Detecting Financial Bots on the Ethereum Blockchain

Thomas Niedermayer,Pietro Saggese,Bernhard Haslhofer
DOI: https://doi.org/10.1145/3589335.3651959
2024-03-29
Abstract:The integration of bots in Distributed Ledger Technologies (DLTs) fosters efficiency and automation. However, their use is also associated with predatory trading and market manipulation, and can pose threats to system integrity. It is therefore essential to understand the extent of bot deployment in DLTs; despite this, current detection systems are predominantly rule-based and lack flexibility. In this study, we present a novel approach that utilizes machine learning for the detection of financial bots on the Ethereum platform. First, we systematize existing scientific literature and collect anecdotal evidence to establish a taxonomy for financial bots, comprising 7 categories and 24 subcategories. Next, we create a ground-truth dataset consisting of 133 human and 137 bot addresses. Third, we employ both unsupervised and supervised machine learning algorithms to detect bots deployed on Ethereum. The highest-performing clustering algorithm is a Gaussian Mixture Model with an average cluster purity of 82.6%, while the highest-performing model for binary classification is a Random Forest with an accuracy of 83%. Our machine learning-based detection mechanism contributes to understanding the Ethereum ecosystem dynamics by providing additional insights into the current bot landscape.

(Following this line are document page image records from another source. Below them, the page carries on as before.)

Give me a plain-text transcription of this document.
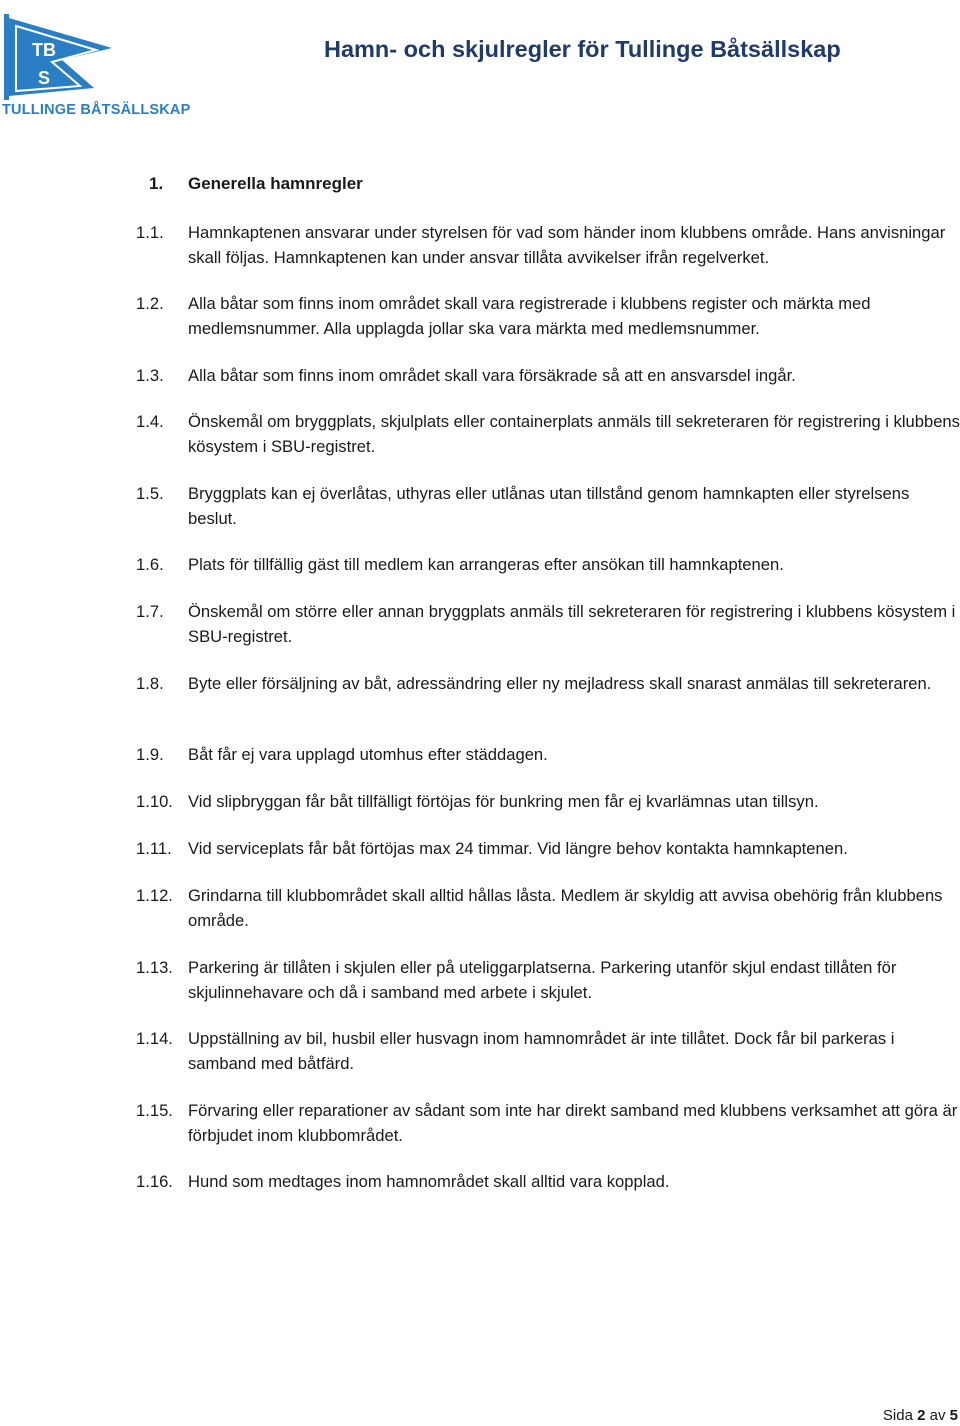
TB
S
TULLINGE BÅTSÄLLSKAP
Hamn- och skjulregler för Tullinge Båtsällskap
1. Generella hamnregler
1.1. Hamnkaptenen ansvarar under styrelsen för vad som händer inom klubbens område. Hans anvisningar skall följas. Hamnkaptenen kan under ansvar tillåta avvikelser ifrån regelverket.
1.2. Alla båtar som finns inom området skall vara registrerade i klubbens register och märkta med medlemsnummer. Alla upplagda jollar ska vara märkta med medlemsnummer.
1.3. Alla båtar som finns inom området skall vara försäkrade så att en ansvarsdel ingår.
1.4. Önskemål om bryggplats, skjulplats eller containerplats anmäls till sekreteraren för registrering i klubbens kösystem i SBU-registret.
1.5. Bryggplats kan ej överlåtas, uthyras eller utlånas utan tillstånd genom hamnkapten eller styrelsens beslut.
1.6. Plats för tillfällig gäst till medlem kan arrangeras efter ansökan till hamnkaptenen.
1.7. Önskemål om större eller annan bryggplats anmäls till sekreteraren för registrering i klubbens kösystem i SBU-registret.
1.8. Byte eller försäljning av båt, adressändring eller ny mejladress skall snarast anmälas till sekreteraren.
1.9. Båt får ej vara upplagd utomhus efter städdagen.
1.10. Vid slipbryggan får båt tillfälligt förtöjas för bunkring men får ej kvarlämnas utan tillsyn.
1.11. Vid serviceplats får båt förtöjas max 24 timmar. Vid längre behov kontakta hamnkaptenen.
1.12. Grindarna till klubbområdet skall alltid hållas låsta. Medlem är skyldig att avvisa obehörig från klubbens område.
1.13. Parkering är tillåten i skjulen eller på uteliggarplatserna. Parkering utanför skjul endast tillåten för skjulinnehavare och då i samband med arbete i skjulet.
1.14. Uppställning av bil, husbil eller husvagn inom hamnområdet är inte tillåtet. Dock får bil parkeras i samband med båtfärd.
1.15. Förvaring eller reparationer av sådant som inte har direkt samband med klubbens verksamhet att göra är förbjudet inom klubbområdet.
1.16. Hund som medtages inom hamnområdet skall alltid vara kopplad.
Sida 2 av 5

Cryptography and Security,Machine Learning
What problem does this paper attempt to address?
### What problems does this paper attempt to solve? This paper aims to solve the problem of detecting financial bots on the Ethereum blockchain. Specifically, the researchers are concerned with: 1. **Understanding the types and behaviors of bots**: - By systematizing existing literature and collecting anecdotal evidence, the researchers established a taxonomy of financial bots with 7 categories and 24 sub - categories. This helps to comprehensively understand the financial bot ecosystem on Ethereum. 2. **Creating a real - world dataset**: - The researchers created a ground - truth dataset containing 133 human addresses and 137 bot addresses, providing a basis for subsequent model training and evaluation. 3. **Developing a machine - learning - based detection method**: - The researchers use unsupervised and supervised machine - learning algorithms to detect financial bots on Ethereum. Specifically: - The optimal clustering algorithm is the Gaussian Mixture Model (GMM), with an average cluster purity of 82.6%. - The optimal binary classification model is Random Forest, with an accuracy of 83%. 4. **Identifying key features**: - Using explainable AI techniques, the researchers found that features based on time, frequency, gas price, and gas limit are most important for model performance. ### Main contributions of the paper - **Providing a detailed taxonomy of financial bots**, covering various types of bots and their behavior patterns. - **Creating the first publicly available real - world dataset** for training and evaluating bot - detection models. - **Developing a machine - learning - based detection mechanism** that is more flexible and effective than existing rule - based systems. - **Revealing the impact of bots in the Ethereum ecosystem**, emphasizing the importance of monitoring their presence and impact to ensure system security and stability. Through these efforts, the researchers hope to better understand bot activities in the Ethereum ecosystem and propose a new, machine - learning - based detection method to address the potential risks brought by bots.